Facet ewidentnie chciał dodać coś jeszcze, ale odpuścił. Zmierzył ją wzrokiem, ale nic już nie powiedział. Po prostu odszedł.
Nie potrafiłem opisać jaką poczułem ulgę, gdy sobie poszedł. Przez niego powróciły do mnie wspomnienia związane z ochroniarzami.

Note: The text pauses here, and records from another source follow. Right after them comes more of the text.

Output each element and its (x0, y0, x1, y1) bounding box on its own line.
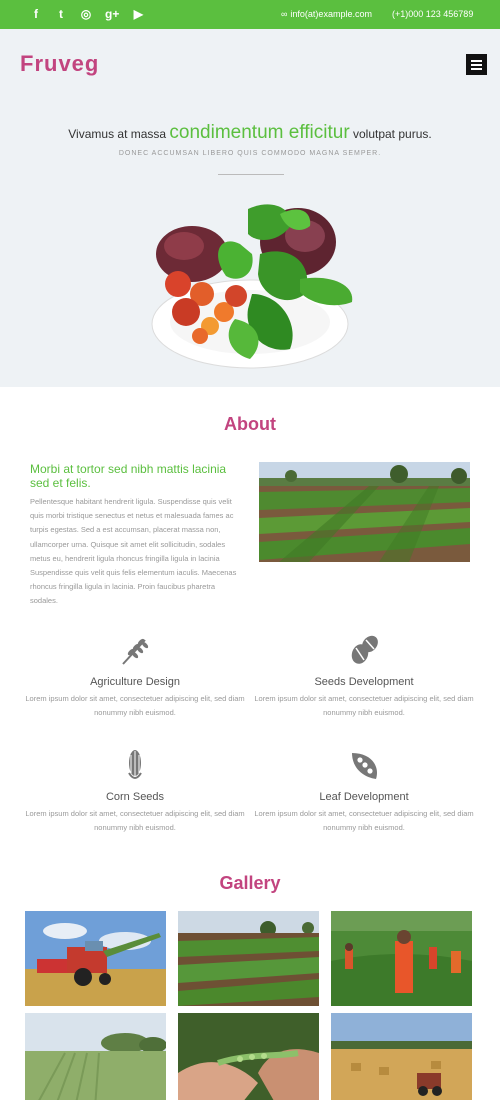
dribbble-icon[interactable]: ◎ (80, 7, 92, 21)
contact-email[interactable]: ∞ info(at)example.com (281, 9, 372, 19)
pea-pods-hands-image (178, 1013, 319, 1100)
crop-field-image (259, 462, 470, 562)
feature-title: Corn Seeds (105, 791, 165, 803)
contact-phone: (+1)000 123 456789 (392, 9, 474, 19)
vegetable-field-image (178, 911, 319, 1006)
about-heading: Morbi at tortor sed nibh mattis lacinia … (30, 462, 227, 490)
corn-icon (128, 750, 142, 779)
gallery-item-harvester[interactable] (25, 911, 166, 1006)
facebook-icon[interactable]: f (30, 7, 42, 21)
site-logo[interactable]: Fruveg (20, 51, 99, 77)
tea-pickers-image (331, 911, 472, 1006)
seeds-icon (351, 635, 378, 664)
gallery-item-wheat-field[interactable] (25, 1013, 166, 1100)
gallery-item-field[interactable] (178, 911, 319, 1006)
feature-title: Seeds Development (314, 676, 414, 688)
gallery-item-hay-field[interactable] (331, 1013, 472, 1100)
feature-corn-seeds: Corn Seeds Lorem ipsum dolor sit amet, c… (25, 747, 245, 835)
feature-title: Agriculture Design (90, 676, 180, 688)
hero-section: Fruveg Vivamus at massa condimentum effi… (0, 29, 500, 387)
feature-desc: Lorem ipsum dolor sit amet, consectetuer… (254, 809, 474, 832)
feature-desc: Lorem ipsum dolor sit amet, consectetuer… (25, 694, 245, 717)
feature-leaf-development: Leaf Development Lorem ipsum dolor sit a… (254, 747, 474, 835)
gallery-item-pea-hands[interactable] (178, 1013, 319, 1100)
feature-desc: Lorem ipsum dolor sit amet, consectetuer… (25, 809, 245, 832)
twitter-icon[interactable]: t (55, 7, 67, 21)
hero-divider (218, 174, 284, 175)
pea-pod-icon (352, 753, 377, 779)
gallery-item-tea-pickers[interactable] (331, 911, 472, 1006)
social-links: f t ◎ g+ ▶ (30, 7, 144, 21)
vegetable-bowl-image (151, 204, 353, 369)
feature-desc: Lorem ipsum dolor sit amet, consectetuer… (254, 694, 474, 717)
mail-icon: ∞ (281, 9, 288, 19)
harvester-image (25, 911, 166, 1006)
about-title: About (224, 414, 276, 434)
feature-title: Leaf Development (319, 791, 409, 803)
youtube-icon[interactable]: ▶ (132, 7, 144, 21)
feature-seeds-development: Seeds Development Lorem ipsum dolor sit … (254, 632, 474, 720)
hamburger-menu-icon[interactable] (466, 54, 487, 75)
wheat-field-image (25, 1013, 166, 1100)
feature-agriculture-design: Agriculture Design Lorem ipsum dolor sit… (25, 632, 245, 720)
about-text: Pellentesque habitant hendrerit ligula. … (30, 497, 237, 606)
hay-bales-image (331, 1013, 472, 1100)
google-plus-icon[interactable]: g+ (105, 7, 119, 21)
hero-lead: Vivamus at massa condimentum efficitur v… (0, 122, 500, 144)
hero-lead-end: volutpat purus. (349, 127, 432, 141)
hero-lead-accent: condimentum efficitur (169, 122, 350, 143)
hero-lead-start: Vivamus at massa (68, 127, 170, 141)
gallery-title: Gallery (219, 873, 281, 893)
top-bar: f t ◎ g+ ▶ ∞ info(at)example.com (+1)000 … (0, 0, 500, 29)
email-link[interactable]: info(at)example.com (290, 9, 372, 19)
wheat-icon (122, 638, 149, 665)
hero-subtitle: DONEC ACCUMSAN LIBERO QUIS COMMODO MAGNA… (118, 150, 382, 157)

- Nic ci nie zrobił, Diabełku? - zwróciła się do swojego niewolnika. Złapała go za policzki i uważnie obejrzała jego twarz, jakby doszukiwała się na niej jakichś ran.
- Wszystko w porządku - powiedział skrępowany. - Dzięki.
Chyba w końcu mu uwierzyła, bo puściła go. Nie potrafiłem się nadziwić relacji tych dwojga. Biorąc pod uwagę, że ten chłopak jest jej niewolnikiem, to zachowywał się przy niej bardzo swobodnie. Ona również była dla niego podejrzanie miła i troskliwa.
- Kolega? - zapytała go, patrząc na mnie.
Wzdrygnąłem się i zrobiłem krok do tyłu. Nie powinienem zwracać na siebie tyle uwagi.
- Nie znam go - odparł od razu chłopak.
- Yv - przedstawiła się z szerokim uśmiechem, wystawiając do mnie rękę, po czym ruchem głowy wskazała na swojego niewolnika. - A ten ponurak to Erik.
On tylko skinął do mnie głową. Zawahałem się chwilę, ale ostatecznie złapałem kobietę za dłoń, uznając, że odmówienie przywitania się byłoby niemiłe skoro mi pomogła, ale również nierozsądne skoro jest ode mnie wyżej w hierarchii.
- Jestem Matt - przedstawiłem się, puszczając ją.
- Gdzie twój pan? - zapytała.
Momentalnie wróciłem na ziemię. Będzie wściekły, kiedy zobaczy, że mnie nie ma. Będzie mnie szukał. Istnie też spora szansa, że będzie się martwił... ale kiedy już mnie znajdzie, to na pewno się wkurzy.
- Nie wiem... - mruknąłem, nie wiedząc co robić dalej.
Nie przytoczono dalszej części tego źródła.